On the first question (TDS applicability on payment made by Indian Client to US Co)
1. Providing of Architectural service has to be treated as Business Profits of US entity (Article 7 of DTAA Between India and US)
2. Business profits of foreign entities are taxable in India only if such foreign entities have Permanent Establishment (PE) in India (Article 5 of the treaty- DTAA)
3. In terms of para 5 of Article 5, Indian Subcontractor cannot be treated as Permanent Establishment of US Entity, if he is acting as a Independent Agent, and performs the subcontracting service, in his ordinary course of Business.

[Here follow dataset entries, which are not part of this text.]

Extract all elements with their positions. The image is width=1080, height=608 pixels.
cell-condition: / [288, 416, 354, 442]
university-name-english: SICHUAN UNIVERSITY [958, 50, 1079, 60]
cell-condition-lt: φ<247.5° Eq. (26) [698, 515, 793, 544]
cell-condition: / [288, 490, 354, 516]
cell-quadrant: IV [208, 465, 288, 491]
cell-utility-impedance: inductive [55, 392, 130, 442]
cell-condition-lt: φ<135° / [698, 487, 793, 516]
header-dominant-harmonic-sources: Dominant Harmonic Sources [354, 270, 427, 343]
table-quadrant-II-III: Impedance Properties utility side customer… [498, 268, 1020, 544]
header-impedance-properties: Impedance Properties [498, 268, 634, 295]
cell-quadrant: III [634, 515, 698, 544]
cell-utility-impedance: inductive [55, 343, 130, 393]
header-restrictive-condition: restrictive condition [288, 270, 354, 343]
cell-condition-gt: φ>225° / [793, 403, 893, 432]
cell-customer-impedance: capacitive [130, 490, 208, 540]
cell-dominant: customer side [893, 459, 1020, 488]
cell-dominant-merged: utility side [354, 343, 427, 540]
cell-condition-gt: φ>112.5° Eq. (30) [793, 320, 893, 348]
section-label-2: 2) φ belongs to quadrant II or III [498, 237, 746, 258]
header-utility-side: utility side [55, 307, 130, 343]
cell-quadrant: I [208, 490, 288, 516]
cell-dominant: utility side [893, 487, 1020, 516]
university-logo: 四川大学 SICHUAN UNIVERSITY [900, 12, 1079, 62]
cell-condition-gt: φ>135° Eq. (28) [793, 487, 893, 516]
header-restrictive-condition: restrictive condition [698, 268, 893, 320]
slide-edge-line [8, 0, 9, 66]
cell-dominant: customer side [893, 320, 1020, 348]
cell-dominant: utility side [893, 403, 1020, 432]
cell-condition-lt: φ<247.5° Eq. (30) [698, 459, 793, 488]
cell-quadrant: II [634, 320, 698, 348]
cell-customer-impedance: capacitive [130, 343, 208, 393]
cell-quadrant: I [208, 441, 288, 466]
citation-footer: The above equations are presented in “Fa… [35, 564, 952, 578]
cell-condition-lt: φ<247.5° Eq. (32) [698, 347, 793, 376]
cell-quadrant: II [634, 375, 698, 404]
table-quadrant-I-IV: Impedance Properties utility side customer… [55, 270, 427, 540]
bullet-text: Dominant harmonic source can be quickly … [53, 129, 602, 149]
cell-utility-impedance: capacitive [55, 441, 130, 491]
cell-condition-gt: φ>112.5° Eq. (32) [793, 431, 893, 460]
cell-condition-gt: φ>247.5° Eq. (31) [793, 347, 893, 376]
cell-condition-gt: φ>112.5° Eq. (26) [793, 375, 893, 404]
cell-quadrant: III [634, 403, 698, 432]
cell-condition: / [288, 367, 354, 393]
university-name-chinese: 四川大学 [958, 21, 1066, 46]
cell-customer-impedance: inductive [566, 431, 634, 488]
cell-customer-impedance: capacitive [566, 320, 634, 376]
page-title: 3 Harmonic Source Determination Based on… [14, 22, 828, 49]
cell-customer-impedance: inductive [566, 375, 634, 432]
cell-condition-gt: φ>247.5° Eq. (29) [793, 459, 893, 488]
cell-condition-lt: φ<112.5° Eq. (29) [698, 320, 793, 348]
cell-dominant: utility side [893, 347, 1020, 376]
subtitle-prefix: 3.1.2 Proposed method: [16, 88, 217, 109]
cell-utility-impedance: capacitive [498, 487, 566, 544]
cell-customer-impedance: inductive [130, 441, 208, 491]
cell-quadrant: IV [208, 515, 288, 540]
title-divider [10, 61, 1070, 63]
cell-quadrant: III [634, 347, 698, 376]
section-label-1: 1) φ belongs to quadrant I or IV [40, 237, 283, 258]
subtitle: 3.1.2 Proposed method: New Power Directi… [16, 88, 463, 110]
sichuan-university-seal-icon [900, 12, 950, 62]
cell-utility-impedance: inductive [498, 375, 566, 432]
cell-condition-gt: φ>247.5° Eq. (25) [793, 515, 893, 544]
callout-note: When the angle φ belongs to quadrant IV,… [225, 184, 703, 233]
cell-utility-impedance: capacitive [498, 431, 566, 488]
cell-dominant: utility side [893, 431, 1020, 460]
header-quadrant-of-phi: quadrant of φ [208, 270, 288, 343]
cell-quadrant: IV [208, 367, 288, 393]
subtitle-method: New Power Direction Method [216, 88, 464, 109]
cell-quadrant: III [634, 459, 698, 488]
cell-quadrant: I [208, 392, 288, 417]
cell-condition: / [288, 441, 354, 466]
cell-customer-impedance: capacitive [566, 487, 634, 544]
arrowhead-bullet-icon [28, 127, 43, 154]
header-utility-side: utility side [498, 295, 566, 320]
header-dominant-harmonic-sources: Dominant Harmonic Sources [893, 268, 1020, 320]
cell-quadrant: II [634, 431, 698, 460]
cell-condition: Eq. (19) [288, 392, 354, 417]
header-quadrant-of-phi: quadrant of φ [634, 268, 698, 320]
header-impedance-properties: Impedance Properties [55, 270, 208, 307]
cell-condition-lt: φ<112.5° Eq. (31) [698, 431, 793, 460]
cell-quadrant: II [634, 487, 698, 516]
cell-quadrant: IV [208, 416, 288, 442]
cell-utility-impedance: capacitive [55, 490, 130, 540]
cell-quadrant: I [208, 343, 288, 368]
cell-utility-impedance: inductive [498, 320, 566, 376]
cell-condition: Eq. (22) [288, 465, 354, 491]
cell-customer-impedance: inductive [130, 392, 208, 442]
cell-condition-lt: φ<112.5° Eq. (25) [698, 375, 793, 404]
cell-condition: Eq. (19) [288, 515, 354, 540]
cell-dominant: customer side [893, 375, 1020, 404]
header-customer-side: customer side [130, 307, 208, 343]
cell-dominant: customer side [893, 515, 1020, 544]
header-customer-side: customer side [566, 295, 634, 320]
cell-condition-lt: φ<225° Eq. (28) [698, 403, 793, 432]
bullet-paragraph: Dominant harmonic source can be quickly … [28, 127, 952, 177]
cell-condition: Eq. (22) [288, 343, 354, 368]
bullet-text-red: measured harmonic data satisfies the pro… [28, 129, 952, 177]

Para 5 of Article 5 reads as follows:
5. An enterprise (US entity in this case) of a Contracting State (US in this case) shall not be deemed to have a permanent establishment in the other Contracting State (India in this case) merely because it carries on business in that other State through a broker, general commission agent, or any other agent of an independent status (Indian Subcontractor in our case), provided that such persons (Indian Subcontractor)are acting in the ordinary course of their business. However, when the activities of such an agent (Indian Subcontractor) are devoted wholly or almost wholly on behalf of that enterprise and the transactions between the agent (Indian Subcontractor) and the enterprise (US entity) are not made under arm’s length conditions, he shall not be considered an agent of independent status within the meaning of this paragraph.
Therefore, it is my humble opinion that, if US entity does not have a direct PE in India and Indian Subcontractor satisfies the conditions mentioned in para 5 of Article 5, Indian Client need not deduct Tax (TDS/WHT) from the remittance made by it to US Entity.
On the second question ( Whether US entity to deduct tax from remittance made by it to Indian Subcontractor)
Since DTAA (Double Taxation Avoidance Agreement) is equally applicable for Indian and US entities, in terms of Article 7 r/w Article 5, US entity has to deduct tax only if Indian Subcontractor has a Permanent Establishment in US
Conclusion
Since interpretation of international taxation laws are complex, they are to be interpreted on case to case basis.
If any of the users of CACLUBINDIA have different opinion, i humbly request them to take it forward and share with us.